Predicting evolution using frequency-dependent selection in bacterial populations
Azarian T., Martinez PP., Arnold BJ., Grant LR., Corander J., Fraser C., Croucher NJ., Hammitt LL., Reid R., Santosham M., Weatherholtz RC., Bentley SD., O’Brien KL., Lipsitch M., Hanage WP.
AbstractPredicting how pathogen populations will change over time is challenging. Such has been the case with Streptococcus pneumoniae, an important human pathogen, and the pneumococcal conjugate vaccines (PCVs), which target only a fraction of the strains in the population. Here, we use the frequencies of accessory genes to predict changes in the pneumococcal population after vaccination, hypothesizing that these frequencies reflect negative frequency-dependent selection (NFDS) on the gene products.
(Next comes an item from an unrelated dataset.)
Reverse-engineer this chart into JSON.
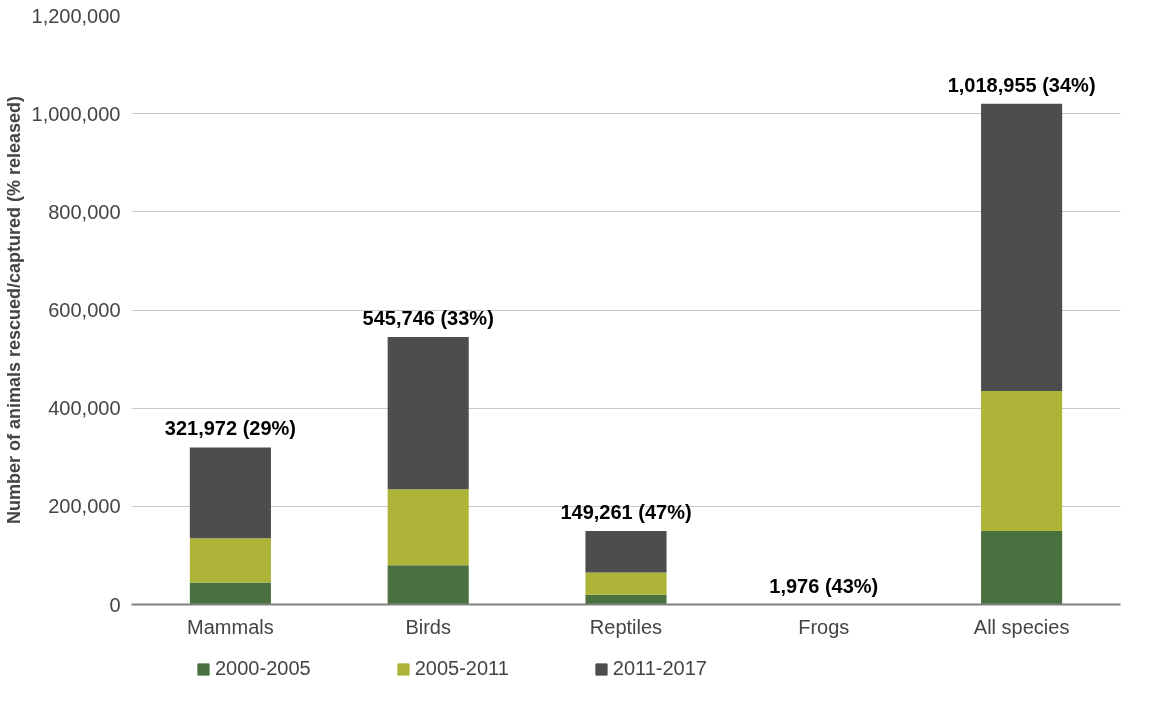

We find that the standardized predicted fitness of a strain estimated by an NFDS-based model at the time the vaccine is introduced enables to predict whether the strain increases or decreases in prevalence following vaccination. Further, we are able to forecast the equilibrium post-vaccine population composition and assess the invasion capacity of emerging lineages. Overall, we provide a method for predicting the impact of an intervention on pneumococcal populations with potential application to other bacterial pathogens in which NFDS is a driving force.